Beijing wary of Japan, US, India strategic cooperation: Kuhn
Long-time adviser to Chinese leaders and multinational corporations adds thatXi’s overtures to South and North Korea may portend movement in nuke crisis
US President Donald Trump lands in China on Wednesday for a state visit as part of his 12-day tour of Asian nations.
Trump will meet with Chinese President Xi Jinping against the international backdrop of a continuing nuclear crisis with North Korea, an escalating Russia scandal and plunging poll numbers at home. Xi, in contrast, emerged triumphant after being re-elected as paramount leader at October’s 19th Chinese Communist Party Congress (CPC).
How do China’s leaders view Trump’s visit and how will they react? And what important developments can be expected — if any?
Robert Lawrence Kuhn, a long-time adviser to Chinese leaders and multinational corporations, says that China’s “deepest concern” as Trump visits Asia is the promotion of an “Indo-Pacific strategy” by Tokyo that may draw the US, Japan, India, and possibly Australia, into a defensive alignment to “contain” China throughout the region. On North Korea, Kuhn says that while there are no signs of a breakthrough in the crisis, he believes something may be brewing in Xi’s recent overtures to Pyongyang and Seoul for improved ties.
The well-known commentator on China also notes that Xi has emerged as the strongest Chinese leader “since Mao” following the pivotal CPC’s conclusion. This gives the Chinese president more flexibility in dealing with outstanding trade and investment issues with the US. Kuhn says Xi also wants to avoid future tensions with Washington that might undermine his ambitious domestic agenda.
Kuhn, the host of “Closer to China with R.L. Kuhn” on the China Global Television Network (CGTN), adds that China will go all the way in extending VIP treatment to Trump despite his embattled status at home. It’s all part of Xi’s over-arching vision of making China the “center stage of the world.”
Kuhn spoke with Asia Times about what’s likely to happen when Trump visits China this week.
Is a breakthrough or other progress likely in resolving the North Korean nuclear crisis when Trump meets with Xi in Beijing?
We’re conditioned not to expect a breakthrough, but something’s afoot with President Xi reaching out to both North Korea (“better relations”) and South Korea (post-THAAD reset). Xi and Trump will have to evince progress; it will be for us to discern substance.
What will China be monitoring most closely as Trump visits Asia?
I think the deepest concern is the nascent development, promoted highly by Japan, of an “Indo-Pacific strategy” of growing cooperation among the US, Japan and India, and possibly including Australia – seemingly “surrounding” or “containing” China. But China cannot be contained. China is working to restart relations with South Korea, never a big fan of Japan.

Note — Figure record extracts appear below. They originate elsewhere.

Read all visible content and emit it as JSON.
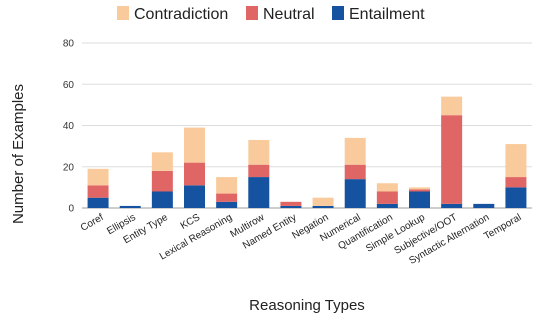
{
  "chart_data": {
    "type": "bar",
    "stacked": true,
    "title": "",
    "xlabel": "Reasoning Types",
    "ylabel": "Number of Examples",
    "ylim": [
      0,
      80
    ],
    "yticks": [
      0,
      20,
      40,
      60,
      80
    ],
    "grid": true,
    "legend_position": "top",
    "categories": [
      "Coref",
      "Ellipsis",
      "Entity Type",
      "KCS",
      "Lexical Reasoning",
      "Multirow",
      "Named Entity",
      "Negation",
      "Numerical",
      "Quantification",
      "Simple Lookup",
      "Subjective/OOT",
      "Syntactic Alternation",
      "Temporal"
    ],
    "series": [
      {
        "name": "Entailment",
        "color": "#1553a0",
        "values": [
          5,
          1,
          8,
          11,
          3,
          15,
          1,
          1,
          14,
          2,
          8,
          2,
          2,
          10
        ]
      },
      {
        "name": "Neutral",
        "color": "#e06666",
        "values": [
          6,
          0,
          10,
          11,
          4,
          6,
          2,
          0,
          7,
          6,
          1,
          43,
          0,
          5
        ]
      },
      {
        "name": "Contradiction",
        "color": "#f9cb9c",
        "values": [
          8,
          0,
          9,
          17,
          8,
          12,
          0,
          4,
          13,
          4,
          1,
          9,
          0,
          16
        ]
      }
    ],
    "legend_order": [
      "Contradiction",
      "Neutral",
      "Entailment"
    ]
  }
}
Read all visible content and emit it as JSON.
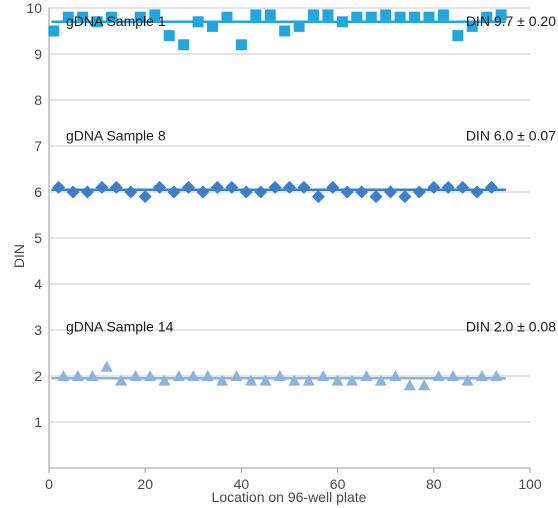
{
  "chart_data": {
    "type": "scatter",
    "xlabel": "Location on 96-well plate",
    "ylabel": "DIN",
    "xlim": [
      0,
      100
    ],
    "ylim": [
      0,
      10
    ],
    "xticks": [
      0,
      20,
      40,
      60,
      80,
      100
    ],
    "yticks": [
      1,
      2,
      3,
      4,
      5,
      6,
      7,
      8,
      9,
      10
    ],
    "grid": "horizontal",
    "series": [
      {
        "name": "gDNA Sample 1",
        "annotation": "DIN 9.7 ± 0.20",
        "marker": "square",
        "color": "#22a6dc",
        "mean": 9.7,
        "x": [
          1,
          4,
          7,
          10,
          13,
          19,
          22,
          25,
          28,
          31,
          34,
          37,
          40,
          43,
          46,
          49,
          52,
          55,
          58,
          61,
          64,
          67,
          70,
          73,
          76,
          79,
          82,
          85,
          88,
          91,
          94
        ],
        "y": [
          9.5,
          9.8,
          9.8,
          9.7,
          9.8,
          9.8,
          9.85,
          9.4,
          9.2,
          9.7,
          9.6,
          9.8,
          9.2,
          9.85,
          9.85,
          9.5,
          9.6,
          9.85,
          9.85,
          9.7,
          9.8,
          9.8,
          9.85,
          9.8,
          9.8,
          9.8,
          9.85,
          9.4,
          9.6,
          9.8,
          9.85
        ]
      },
      {
        "name": "gDNA Sample 8",
        "annotation": "DIN 6.0 ± 0.07",
        "marker": "diamond",
        "color": "#3c7fc8",
        "mean": 6.05,
        "x": [
          2,
          5,
          8,
          11,
          14,
          17,
          20,
          23,
          26,
          29,
          32,
          35,
          38,
          41,
          44,
          47,
          50,
          53,
          56,
          59,
          62,
          65,
          68,
          71,
          74,
          77,
          80,
          83,
          86,
          89,
          92
        ],
        "y": [
          6.1,
          6.0,
          6.0,
          6.1,
          6.1,
          6.0,
          5.9,
          6.1,
          6.0,
          6.1,
          6.0,
          6.1,
          6.1,
          6.0,
          6.0,
          6.1,
          6.1,
          6.1,
          5.9,
          6.1,
          6.0,
          6.0,
          5.9,
          6.0,
          5.9,
          6.0,
          6.1,
          6.1,
          6.1,
          6.0,
          6.1
        ]
      },
      {
        "name": "gDNA Sample 14",
        "annotation": "DIN 2.0 ± 0.08",
        "marker": "triangle",
        "color": "#8ab4df",
        "mean": 1.95,
        "x": [
          3,
          6,
          9,
          12,
          15,
          18,
          21,
          24,
          27,
          30,
          33,
          36,
          39,
          42,
          45,
          48,
          51,
          54,
          57,
          60,
          63,
          66,
          69,
          72,
          75,
          78,
          81,
          84,
          87,
          90,
          93
        ],
        "y": [
          2.0,
          2.0,
          2.0,
          2.2,
          1.9,
          2.0,
          2.0,
          1.9,
          2.0,
          2.0,
          2.0,
          1.9,
          2.0,
          1.9,
          1.9,
          2.0,
          1.9,
          1.9,
          2.0,
          1.9,
          1.9,
          2.0,
          1.9,
          2.0,
          1.8,
          1.8,
          2.0,
          2.0,
          1.9,
          2.0,
          2.0
        ]
      }
    ]
  }
}
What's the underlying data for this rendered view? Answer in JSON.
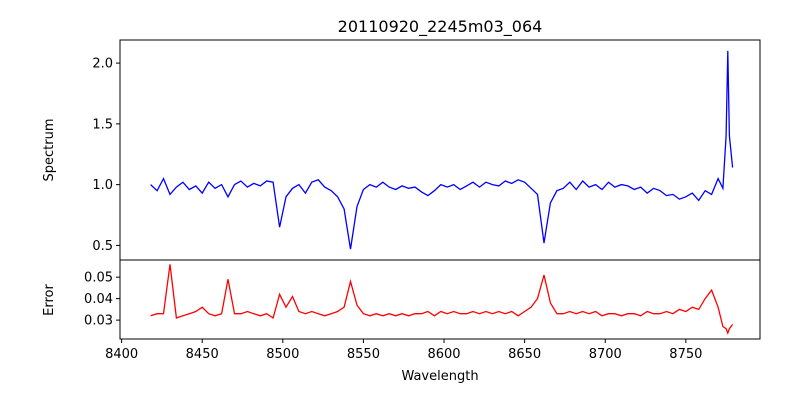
{
  "chart_data": [
    {
      "type": "line",
      "title": "20110920_2245m03_064",
      "xlabel": "",
      "ylabel": "Spectrum",
      "xlim": [
        8399,
        8796
      ],
      "ylim": [
        0.38,
        2.19
      ],
      "yticks": [
        0.5,
        1.0,
        1.5,
        2.0
      ],
      "ytick_labels": [
        "0.5",
        "1.0",
        "1.5",
        "2.0"
      ],
      "grid": false,
      "color": "#0000ff",
      "series": [
        {
          "name": "Spectrum",
          "values": [
            1.0,
            0.95,
            1.05,
            0.92,
            0.98,
            1.02,
            0.96,
            0.99,
            0.93,
            1.02,
            0.97,
            1.0,
            0.9,
            1.0,
            1.03,
            0.98,
            1.01,
            0.99,
            1.03,
            1.02,
            0.65,
            0.9,
            0.97,
            1.0,
            0.93,
            1.02,
            1.04,
            0.98,
            0.95,
            0.9,
            0.8,
            0.47,
            0.82,
            0.96,
            1.0,
            0.98,
            1.02,
            0.98,
            0.96,
            0.99,
            0.97,
            0.98,
            0.94,
            0.91,
            0.95,
            1.0,
            0.98,
            1.0,
            0.96,
            0.99,
            1.02,
            0.98,
            1.02,
            1.0,
            0.99,
            1.03,
            1.01,
            1.04,
            1.02,
            0.97,
            0.92,
            0.52,
            0.85,
            0.95,
            0.97,
            1.02,
            0.96,
            1.03,
            0.98,
            1.0,
            0.96,
            1.02,
            0.98,
            1.0,
            0.99,
            0.96,
            0.98,
            0.93,
            0.97,
            0.95,
            0.91,
            0.92,
            0.88,
            0.9,
            0.93,
            0.87,
            0.95,
            0.92,
            1.05,
            0.97,
            1.4,
            2.1,
            1.4,
            1.14
          ]
        }
      ]
    },
    {
      "type": "line",
      "title": "",
      "xlabel": "Wavelength",
      "ylabel": "Error",
      "xlim": [
        8399,
        8796
      ],
      "ylim": [
        0.0212,
        0.058
      ],
      "xticks": [
        8400,
        8450,
        8500,
        8550,
        8600,
        8650,
        8700,
        8750
      ],
      "xtick_labels": [
        "8400",
        "8450",
        "8500",
        "8550",
        "8600",
        "8650",
        "8700",
        "8750"
      ],
      "yticks": [
        0.03,
        0.04,
        0.05
      ],
      "ytick_labels": [
        "0.03",
        "0.04",
        "0.05"
      ],
      "grid": false,
      "color": "#ff0000",
      "series": [
        {
          "name": "Error",
          "values": [
            0.032,
            0.033,
            0.033,
            0.056,
            0.031,
            0.032,
            0.033,
            0.034,
            0.036,
            0.033,
            0.032,
            0.033,
            0.049,
            0.033,
            0.033,
            0.034,
            0.033,
            0.032,
            0.033,
            0.031,
            0.042,
            0.036,
            0.041,
            0.034,
            0.033,
            0.034,
            0.033,
            0.032,
            0.033,
            0.034,
            0.036,
            0.048,
            0.037,
            0.033,
            0.032,
            0.033,
            0.032,
            0.033,
            0.032,
            0.033,
            0.032,
            0.033,
            0.033,
            0.034,
            0.032,
            0.034,
            0.033,
            0.034,
            0.033,
            0.033,
            0.034,
            0.033,
            0.034,
            0.033,
            0.034,
            0.033,
            0.034,
            0.032,
            0.034,
            0.036,
            0.04,
            0.051,
            0.038,
            0.033,
            0.033,
            0.034,
            0.033,
            0.034,
            0.033,
            0.034,
            0.032,
            0.033,
            0.033,
            0.032,
            0.033,
            0.033,
            0.032,
            0.034,
            0.033,
            0.033,
            0.034,
            0.033,
            0.035,
            0.034,
            0.036,
            0.035,
            0.04,
            0.044,
            0.036,
            0.027,
            0.026,
            0.024,
            0.026,
            0.028
          ]
        }
      ]
    }
  ],
  "x": [
    8418,
    8422,
    8426,
    8430,
    8434,
    8438,
    8442,
    8446,
    8450,
    8454,
    8458,
    8462,
    8466,
    8470,
    8474,
    8478,
    8482,
    8486,
    8490,
    8494,
    8498,
    8502,
    8506,
    8510,
    8514,
    8518,
    8522,
    8526,
    8530,
    8534,
    8538,
    8542,
    8546,
    8550,
    8554,
    8558,
    8562,
    8566,
    8570,
    8574,
    8578,
    8582,
    8586,
    8590,
    8594,
    8598,
    8602,
    8606,
    8610,
    8614,
    8618,
    8622,
    8626,
    8630,
    8634,
    8638,
    8642,
    8646,
    8650,
    8654,
    8658,
    8662,
    8666,
    8670,
    8674,
    8678,
    8682,
    8686,
    8690,
    8694,
    8698,
    8702,
    8706,
    8710,
    8714,
    8718,
    8722,
    8726,
    8730,
    8734,
    8738,
    8742,
    8746,
    8750,
    8754,
    8758,
    8762,
    8766,
    8770,
    8773,
    8775,
    8776,
    8777,
    8779
  ]
}
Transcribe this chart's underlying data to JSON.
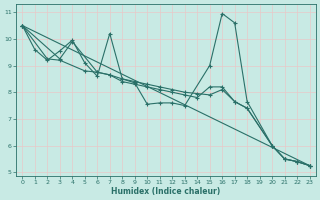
{
  "xlabel": "Humidex (Indice chaleur)",
  "xlim": [
    -0.5,
    23.5
  ],
  "ylim": [
    4.85,
    11.3
  ],
  "xticks": [
    0,
    1,
    2,
    3,
    4,
    5,
    6,
    7,
    8,
    9,
    10,
    11,
    12,
    13,
    14,
    15,
    16,
    17,
    18,
    19,
    20,
    21,
    22,
    23
  ],
  "yticks": [
    5,
    6,
    7,
    8,
    9,
    10,
    11
  ],
  "bg_color": "#c8eae4",
  "grid_color_h": "#e8c8c8",
  "grid_color_v": "#e8c8c8",
  "line_color": "#2a7068",
  "series": [
    {
      "x": [
        0,
        1,
        2,
        3,
        4,
        5,
        6,
        7,
        8,
        9,
        10,
        11,
        12,
        13,
        15,
        16,
        17,
        18,
        20,
        21,
        22,
        23
      ],
      "y": [
        10.5,
        9.6,
        9.2,
        9.55,
        9.95,
        9.1,
        8.6,
        10.2,
        8.5,
        8.35,
        7.55,
        7.6,
        7.6,
        7.5,
        9.0,
        10.95,
        10.6,
        7.65,
        6.0,
        5.5,
        5.4,
        5.25
      ]
    },
    {
      "x": [
        0,
        2,
        3,
        5,
        6,
        7,
        8,
        9,
        10,
        11,
        12,
        13,
        14,
        15,
        16,
        17,
        18,
        20,
        21,
        22,
        23
      ],
      "y": [
        10.5,
        9.25,
        9.2,
        8.8,
        8.75,
        8.65,
        8.5,
        8.4,
        8.3,
        8.2,
        8.1,
        8.0,
        7.95,
        7.9,
        8.1,
        7.65,
        7.4,
        6.0,
        5.5,
        5.4,
        5.25
      ]
    },
    {
      "x": [
        0,
        3,
        4,
        6,
        7,
        8,
        9,
        10,
        11,
        12,
        13,
        14,
        15,
        16,
        17,
        18,
        20,
        21,
        22,
        23
      ],
      "y": [
        10.5,
        9.25,
        9.9,
        8.75,
        8.65,
        8.4,
        8.3,
        8.2,
        8.1,
        8.0,
        7.9,
        7.8,
        8.2,
        8.2,
        7.65,
        7.4,
        6.0,
        5.5,
        5.4,
        5.25
      ]
    },
    {
      "x": [
        0,
        23
      ],
      "y": [
        10.5,
        5.25
      ]
    }
  ]
}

Trump has raised the possibility of unilateral military action by Japan against North Korea in the crisis. Does China take this seriously?
I don’t think so. China is not reacting to everything that Trump says. Rather to what he does. That said, China has genuine concern that Japan will use the “excuse” of North Korea to accelerate military development.
Is Xi pushing for improved ties with South Korea and North Korea following the CPC? Is he trying to bolster China’s influence vs. other parties in the nuclear crisis?
For sure, China, in Xi’s vision, is “moving to center stage of the world” – this is a prime theme of Xi’s “New Era” on the road to 2050.
Xi appears to be in a strong position after the recent CPC Congress. How will this affect his negotiating stance with Trump when they meet?
Xi doesn’t just “appear” to be in a strong position — he is in the strongest leadership position since Mao, and in a sense stronger, because he is intelligently using his power with [appointments] and sophisticated ideas. Xi will project confidence and determination but, as per his personality, in a dignified and not overbearing way. China will treat the US leader with proper protocol irrespective of the current president. That said, China may go for higher pomp.
Is Xi in a better position to offer concessions to the US on trade and investment? What might Xi do? Will there be a big gesture?
With Xi’s position in China secured, he can be more flexible. He has a massive domestic agenda and does not want increased tension with the US to be disruptive — so accommodations must be made, which have good optics but do not violate, for sure, any of China’s “core interests.”
Will the Russia scandals and Trump’s sliding poll numbers at home weaken his credibility with Xi?
One would think so, but that is not Trump’s personality. He doesn’t care — not sure whether this is an asset or liability, but it is the fact. Personal troubles could, in normal politicians, elicit more aggressive behavior, but Trump is Trump no matter what the circumstances.